Honestly, I struggle with this idea that maybe I, or this marriage, was keeping my husband from becoming the person he was supposed to be. He seems different to me now and he doesn’t watch American Idol anymore. I guess he needed something more and different than what we had. And now, maybe I am becoming the woman I am supposed to be. I’m pursuing my sewing business, I’m finding my spirituality again but I still watch American Idol and The Bachelorette. We are very different people with different beliefs, backgrounds and interests, but that has always been just fine. You know that we all try to accept people just the way they are and if we love them, we cut them some slack and let them be. We also give up some things along the way. I tried to embrace all of his interests and take part in them: cars, trucks, karting, off-roading, traveling, sailing. And he went with me to museums, out for coffee and to concerts that I liked. We traveled the world, we traveled the U.S. in a motorhome, we lived! We had a little boy! But somewhere along the line, something went wrong.

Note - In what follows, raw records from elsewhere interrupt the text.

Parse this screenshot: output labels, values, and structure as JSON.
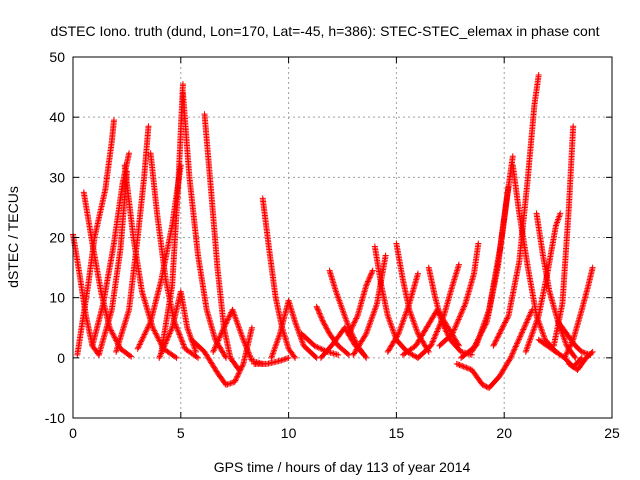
{
  "chart_data": {
    "type": "scatter",
    "title": "dSTEC Iono. truth (dund, Lon=170, Lat=-45, h=386): STEC-STEC_elemax in phase cont",
    "xlabel": "GPS time / hours of day 113 of year 2014",
    "ylabel": "dSTEC  / TECUs",
    "xlim": [
      0,
      25
    ],
    "ylim": [
      -10,
      50
    ],
    "x_ticks": [
      0,
      5,
      10,
      15,
      20,
      25
    ],
    "y_ticks": [
      -10,
      0,
      10,
      20,
      30,
      40,
      50
    ],
    "grid": true,
    "marker": "plus",
    "color": "#ff0000",
    "series": [
      {
        "points": [
          [
            0.0,
            20.5
          ],
          [
            0.3,
            14
          ],
          [
            0.6,
            7
          ],
          [
            0.9,
            2
          ],
          [
            1.2,
            0.5
          ]
        ]
      },
      {
        "points": [
          [
            0.2,
            0.5
          ],
          [
            0.7,
            12
          ],
          [
            1.0,
            20
          ],
          [
            1.5,
            28
          ],
          [
            1.8,
            36
          ],
          [
            1.9,
            39.5
          ]
        ]
      },
      {
        "points": [
          [
            0.5,
            27.5
          ],
          [
            0.9,
            19
          ],
          [
            1.3,
            11
          ],
          [
            1.7,
            5
          ],
          [
            2.2,
            1.5
          ],
          [
            2.7,
            0.2
          ]
        ]
      },
      {
        "points": [
          [
            0.9,
            2
          ],
          [
            1.4,
            9
          ],
          [
            1.9,
            19
          ],
          [
            2.3,
            29
          ],
          [
            2.6,
            34
          ]
        ]
      },
      {
        "points": [
          [
            1.2,
            0.5
          ],
          [
            1.8,
            8
          ],
          [
            2.2,
            18
          ],
          [
            2.5,
            31
          ]
        ]
      },
      {
        "points": [
          [
            2.4,
            32
          ],
          [
            2.8,
            20
          ],
          [
            3.2,
            11
          ],
          [
            3.7,
            5
          ],
          [
            4.2,
            1.5
          ],
          [
            4.8,
            0
          ]
        ]
      },
      {
        "points": [
          [
            2.0,
            1
          ],
          [
            2.6,
            8
          ],
          [
            3.0,
            20
          ],
          [
            3.3,
            30
          ],
          [
            3.5,
            38.5
          ]
        ]
      },
      {
        "points": [
          [
            3.6,
            34
          ],
          [
            3.9,
            24
          ],
          [
            4.3,
            13
          ],
          [
            4.7,
            6
          ],
          [
            5.2,
            1.5
          ],
          [
            5.8,
            0
          ]
        ]
      },
      {
        "points": [
          [
            3.0,
            1.5
          ],
          [
            3.6,
            6
          ],
          [
            4.1,
            13
          ],
          [
            4.6,
            22
          ],
          [
            5.0,
            32
          ]
        ]
      },
      {
        "points": [
          [
            4.1,
            1
          ],
          [
            4.6,
            12
          ],
          [
            4.9,
            30
          ],
          [
            5.1,
            45.5
          ]
        ]
      },
      {
        "points": [
          [
            5.1,
            44
          ],
          [
            5.4,
            30
          ],
          [
            5.8,
            17
          ],
          [
            6.2,
            8
          ],
          [
            6.6,
            3
          ],
          [
            7.1,
            0
          ]
        ]
      },
      {
        "points": [
          [
            4.0,
            0
          ],
          [
            4.6,
            5
          ],
          [
            5.0,
            11
          ],
          [
            5.3,
            5
          ],
          [
            5.7,
            1
          ]
        ]
      },
      {
        "points": [
          [
            6.1,
            40.5
          ],
          [
            6.4,
            28
          ],
          [
            6.7,
            15
          ],
          [
            7.0,
            5
          ],
          [
            7.3,
            0
          ],
          [
            7.7,
            -2
          ]
        ]
      },
      {
        "points": [
          [
            5.5,
            3
          ],
          [
            6.1,
            1
          ],
          [
            6.7,
            -2.5
          ],
          [
            7.1,
            -4.5
          ],
          [
            7.5,
            -4
          ],
          [
            7.9,
            -1
          ],
          [
            8.3,
            5
          ]
        ]
      },
      {
        "points": [
          [
            6.5,
            1
          ],
          [
            7.0,
            5
          ],
          [
            7.4,
            8
          ],
          [
            7.9,
            3
          ],
          [
            8.3,
            -0.5
          ],
          [
            8.8,
            -1
          ]
        ]
      },
      {
        "points": [
          [
            8.8,
            26.5
          ],
          [
            9.1,
            18
          ],
          [
            9.4,
            10
          ],
          [
            9.7,
            5
          ],
          [
            10.0,
            1.5
          ],
          [
            10.3,
            0
          ]
        ]
      },
      {
        "points": [
          [
            8.4,
            -1
          ],
          [
            9.0,
            -1
          ],
          [
            9.6,
            -0.5
          ],
          [
            10.0,
            0
          ]
        ]
      },
      {
        "points": [
          [
            9.2,
            0
          ],
          [
            9.6,
            4
          ],
          [
            10.0,
            9.5
          ],
          [
            10.3,
            6
          ],
          [
            10.7,
            2
          ],
          [
            11.3,
            0
          ]
        ]
      },
      {
        "points": [
          [
            10.6,
            4
          ],
          [
            11.2,
            2
          ],
          [
            11.8,
            1
          ],
          [
            12.3,
            0.5
          ]
        ]
      },
      {
        "points": [
          [
            11.3,
            8.5
          ],
          [
            11.6,
            6
          ],
          [
            11.9,
            4
          ],
          [
            12.3,
            2
          ],
          [
            12.8,
            0.5
          ]
        ]
      },
      {
        "points": [
          [
            11.9,
            14.5
          ],
          [
            12.2,
            11
          ],
          [
            12.5,
            8
          ],
          [
            12.8,
            5
          ],
          [
            13.2,
            2
          ],
          [
            13.6,
            0
          ]
        ]
      },
      {
        "points": [
          [
            11.5,
            0
          ],
          [
            12.1,
            2.5
          ],
          [
            12.6,
            5
          ],
          [
            13.1,
            2
          ],
          [
            13.5,
            0.5
          ]
        ]
      },
      {
        "points": [
          [
            12.8,
            4
          ],
          [
            13.2,
            7
          ],
          [
            13.6,
            12
          ],
          [
            13.9,
            14.5
          ]
        ]
      },
      {
        "points": [
          [
            14.0,
            18.5
          ],
          [
            14.3,
            12
          ],
          [
            14.6,
            7
          ],
          [
            15.0,
            3
          ],
          [
            15.5,
            1
          ],
          [
            16.0,
            0
          ]
        ]
      },
      {
        "points": [
          [
            13.0,
            0.5
          ],
          [
            13.6,
            4
          ],
          [
            14.1,
            9
          ],
          [
            14.5,
            17
          ]
        ]
      },
      {
        "points": [
          [
            15.0,
            19
          ],
          [
            15.3,
            13
          ],
          [
            15.6,
            8
          ],
          [
            16.0,
            4
          ],
          [
            16.5,
            1
          ]
        ]
      },
      {
        "points": [
          [
            14.6,
            1
          ],
          [
            15.1,
            4
          ],
          [
            15.6,
            9
          ],
          [
            16.0,
            14
          ]
        ]
      },
      {
        "points": [
          [
            16.5,
            15
          ],
          [
            16.8,
            10
          ],
          [
            17.1,
            6
          ],
          [
            17.5,
            3
          ],
          [
            18.0,
            1
          ],
          [
            18.5,
            0.5
          ]
        ]
      },
      {
        "points": [
          [
            15.3,
            0.5
          ],
          [
            15.9,
            2
          ],
          [
            16.4,
            5
          ],
          [
            16.9,
            8
          ],
          [
            17.4,
            5
          ],
          [
            17.9,
            2
          ]
        ]
      },
      {
        "points": [
          [
            16.0,
            0
          ],
          [
            16.6,
            2
          ],
          [
            17.2,
            7
          ],
          [
            17.6,
            12
          ],
          [
            17.9,
            15.5
          ]
        ]
      },
      {
        "points": [
          [
            17.0,
            2
          ],
          [
            17.6,
            4
          ],
          [
            18.2,
            9
          ],
          [
            18.6,
            14
          ],
          [
            18.8,
            19
          ]
        ]
      },
      {
        "points": [
          [
            17.8,
            -1
          ],
          [
            18.5,
            -2
          ],
          [
            19.0,
            -4.5
          ],
          [
            19.3,
            -5
          ],
          [
            19.8,
            -3
          ],
          [
            20.3,
            0
          ],
          [
            20.8,
            4
          ],
          [
            21.3,
            8
          ]
        ]
      },
      {
        "points": [
          [
            18.0,
            0
          ],
          [
            18.7,
            2
          ],
          [
            19.3,
            8
          ],
          [
            19.8,
            18
          ],
          [
            20.1,
            26
          ],
          [
            20.4,
            33.5
          ]
        ]
      },
      {
        "points": [
          [
            18.5,
            1
          ],
          [
            19.2,
            6
          ],
          [
            19.7,
            15
          ],
          [
            20.0,
            23
          ],
          [
            20.2,
            28.5
          ]
        ]
      },
      {
        "points": [
          [
            19.5,
            2
          ],
          [
            20.2,
            7
          ],
          [
            20.7,
            16
          ],
          [
            21.1,
            30
          ],
          [
            21.4,
            42
          ],
          [
            21.6,
            47
          ]
        ]
      },
      {
        "points": [
          [
            20.4,
            32
          ],
          [
            20.7,
            24
          ],
          [
            21.1,
            15
          ],
          [
            21.5,
            7
          ],
          [
            21.9,
            3
          ],
          [
            22.4,
            1
          ]
        ]
      },
      {
        "points": [
          [
            21.5,
            24
          ],
          [
            21.8,
            17
          ],
          [
            22.1,
            11
          ],
          [
            22.5,
            6
          ],
          [
            22.9,
            2
          ],
          [
            23.3,
            0
          ]
        ]
      },
      {
        "points": [
          [
            21.6,
            3
          ],
          [
            22.0,
            2
          ],
          [
            22.4,
            1
          ],
          [
            22.8,
            0
          ],
          [
            23.2,
            -1.5
          ],
          [
            23.6,
            0
          ]
        ]
      },
      {
        "points": [
          [
            21.0,
            1
          ],
          [
            21.6,
            7
          ],
          [
            22.0,
            14
          ],
          [
            22.4,
            22
          ],
          [
            22.6,
            24
          ]
        ]
      },
      {
        "points": [
          [
            22.3,
            2
          ],
          [
            22.7,
            9
          ],
          [
            23.0,
            25
          ],
          [
            23.2,
            38.5
          ]
        ]
      },
      {
        "points": [
          [
            22.5,
            6
          ],
          [
            22.9,
            4
          ],
          [
            23.3,
            2
          ],
          [
            23.6,
            1
          ],
          [
            24.0,
            0.5
          ]
        ]
      },
      {
        "points": [
          [
            22.8,
            0
          ],
          [
            23.2,
            3
          ],
          [
            23.6,
            8
          ],
          [
            23.9,
            12
          ],
          [
            24.1,
            15
          ]
        ]
      },
      {
        "points": [
          [
            23.0,
            -1
          ],
          [
            23.4,
            -2
          ],
          [
            23.8,
            0
          ],
          [
            24.1,
            1
          ]
        ]
      }
    ]
  }
}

Somewhere along the line he asked “Is this all there is?”
One answer is “Yes”. We have each other, a son, a home, the means to pay for food, bills and entertainment. We have our health, our extended families, a community and we have experienced some pretty amazing things together over the years. I felt like we were happy and were figuring out how to parent and how to “be”. It can be challenging.
One answer is “What do you want?” There are many answers to this question. Some are things in the relationship that need to be addressed and fixed. Some are within the person and there’s not much you can do about it.
One answer is “WTF!!!!!” I never ever use that term but it applies here.
One wish I have that can never come true is that he would have communicated with me earlier somewhere along this line that life was not what he had expected…and maybe there would have been the time and the will to work on it, to change things, to improve things, to reconnect. If you really love and respect someone, you do that. But I also cannot keep someone from becoming their true self, if indeed this is what is happening. My brain and my heart have different opinions about this in a marriage because of the vow we took.
Disconnected, unplugged, not in tune, not on the same page ~ we all feel that at certain times but then come back together. But we needed to work harder at that. We needed to communicate much better.